El cáncer de seno o cáncer de mama se origina cuando las células en el seno comienzan a crecer en forma descontrolada. Estas células normalmente forman un tumor que a menudo se puede observar en una radiografía o se puede palpar como una protuberancia (masa o bulto). El tumor es maligno (cáncer) si las células pueden crecer penetrando (invadiendo) los tejidos circundantes o propagándose (metástasis) a áreas distantes del cuerpo. El cáncer de seno ocurre casi exclusivamente en las mujeres, pero los hombres también lo pueden padecer.

El cáncer de mama afecta a una de cada ocho mujeres durante su vida. Nadie sabe por qué algunas mujeres desarrollan cáncer de mama, pero existen varios factores de riesgo. Los factores que no se pueden cambiar incluyen:

  • Edad: el riesgo aumenta a medida que envejecemos.
  • Genes: dos genes, BRCA1 y BRCA2, aumentan en gran medida el riesgo. Las personas que tienen antecedentes familiares de cáncer de mama o de ovario pueden desear hacerse el examen genético.
  • Factores personales: comenzar la menstruación antes de los 12 años o la menopausia después de los 55.

Los cánceres de seno pueden originarse en diferentes partes del seno. La mayoría de los cánceres de seno comienza en los conductos que llevan la leche hacia el pezón (cánceres ductales). Algunos cánceres se originan en las glándulas que producen leche (cánceres lobulillares). También hay otros tipos menos comunes de cáncer de seno.

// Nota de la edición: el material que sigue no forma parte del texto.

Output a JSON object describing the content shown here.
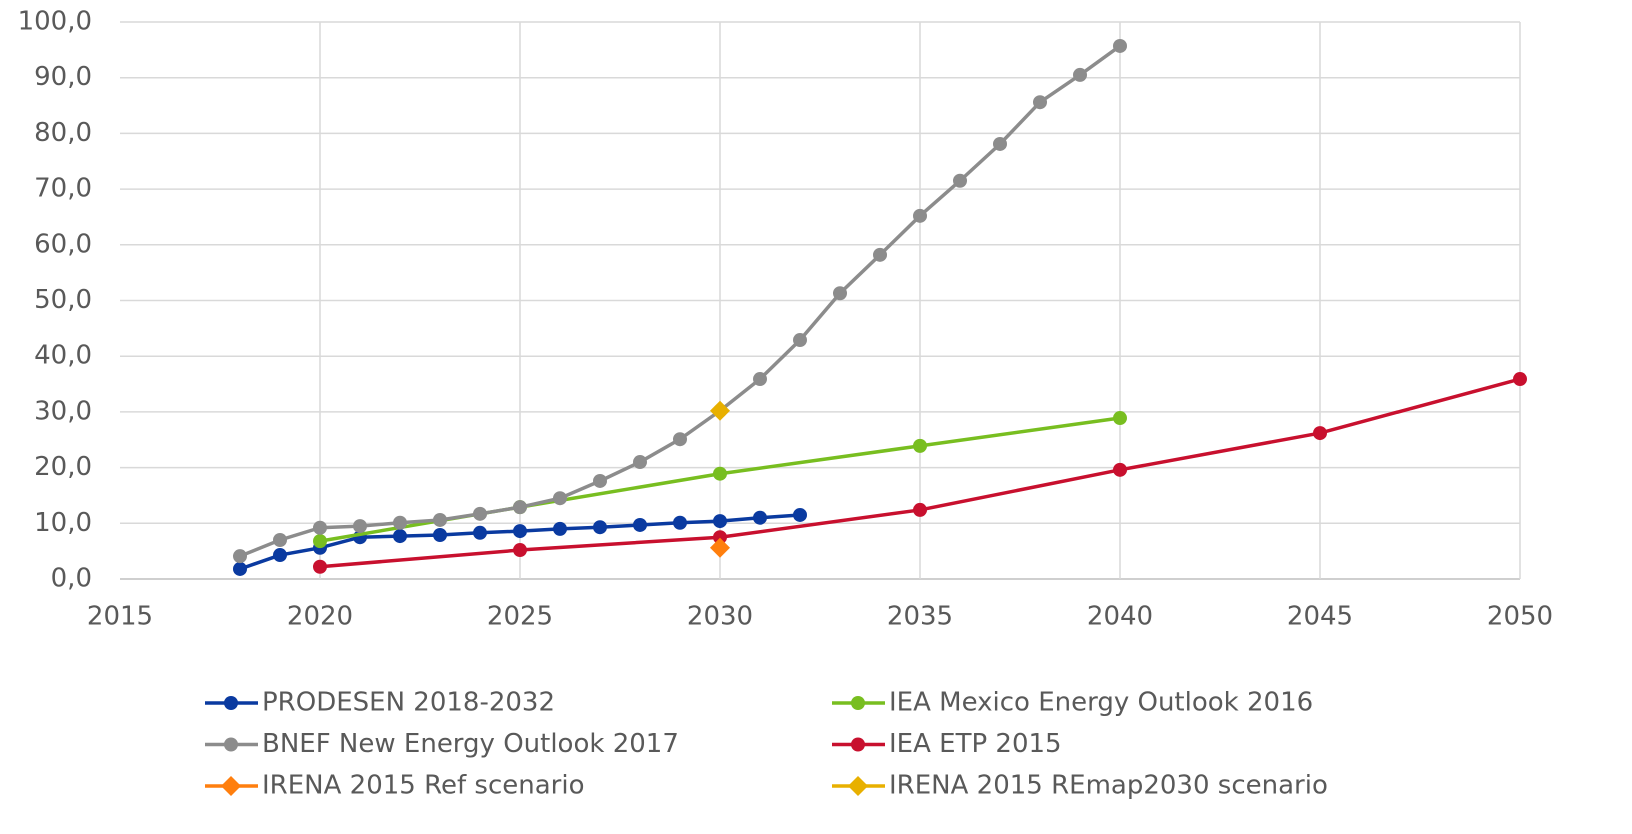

Un pequeño número de cánceres comienza en otros tejidos del seno. Estos cánceres se llaman sarcomas y linfomas, y en realidad no se consideran cánceres de seno.

Aunque muchos tipos de cáncer de seno pueden causar una protuberancia (bulto o masa) en el seno, no todos lo hacen. Muchos cánceres de seno se encuentran en mamogramas de detección que pueden mostrar los cánceres en una etapa más temprana, a menudo antes de que puedan palparse, y antes de que se presenten síntomas.

Señales de advertencia del cáncer de seno:

  • Un bulto nuevo en la mama o la axila (debajo del brazo).
  • Aumento del grosor o hinchazón de una parte de la mama.
  • Irritación o hundimientos en la piel de la mama.
  • Enrojecimiento o descamación en la zona del pezón o la mama.
  • Hundimiento del pezón o dolor en esa zona.
  • Secreción del pezón, que no sea leche, incluso de sangre.
  • Cualquier cambio en el tamaño o la forma de la mama.
  • Dolor en cualquier parte de la mama.

Prevención:

El control de factores de riesgo específicos modificables, así como una prevención integrada eficaz de las enfermedades no transmisibles que promueva los alimentos saludables, la actividad física y el control del consumo de alcohol, el sobrepeso y la obesidad, podrían llegar a tener un efecto de reducción de la incidencia de cáncer de mama a largo plazo.

Detección temprana:

Aunque se puede lograr cierta reducción del riesgo mediante medidas de prevención, esas estrategias no pueden eliminar la mayoría de los cánceres de mama que se registran en los países de ingresos bajos y medios. Así pues, la detección precoz con vistas a mejorar el pronóstico y la supervivencia del cáncer de mama sigue siendo la piedra angular del control de este tipo de cáncer.

Hay dos métodos de detección precoz:

  • El diagnóstico precoz o el conocimiento de los primeros signos y síntomas en la población sintomática, para facilitar el diagnóstico y el tratamiento temprano.
  • El cribado, es decir, la aplicación sistemática de pruebas de tamizaje en una población aparentemente asintomática. Su objetivo es detectar a las personas que presenten anomalías indicativas de cáncer.

La mamografía de cribado: es el único método que se ha revelado eficaz. Si su cobertura supera el 70%, esta forma de cribado puede reducir la mortalidad por cáncer de mama en un 20%-30% en las mujeres de más de 50 años en los países de ingresos altos (IARC, 2008). El tamizaje basado en esta técnica es muy complejo y absorbe muchos recursos, y no se ha hecho ninguna investigación sobre su eficacia en los entornos con recursos escasos.

Autoexploración mamaria: no hay datos acerca del efecto del cribado mediante autoexploración mamaria. Sin embargo, se ha observado que esta práctica empodera a las mujeres, que se responsabilizan así de su propia salud. En consecuencia, se recomienda la autoexploración para fomentar la toma de conciencia entre las mujeres en situación de riesgo, más que como método de cribado.

Te invitamos a que constantemente te autoexaminés. No dejés pasar el tiempo; sé parte de la detención temprana. Tu futuro está en tus manos.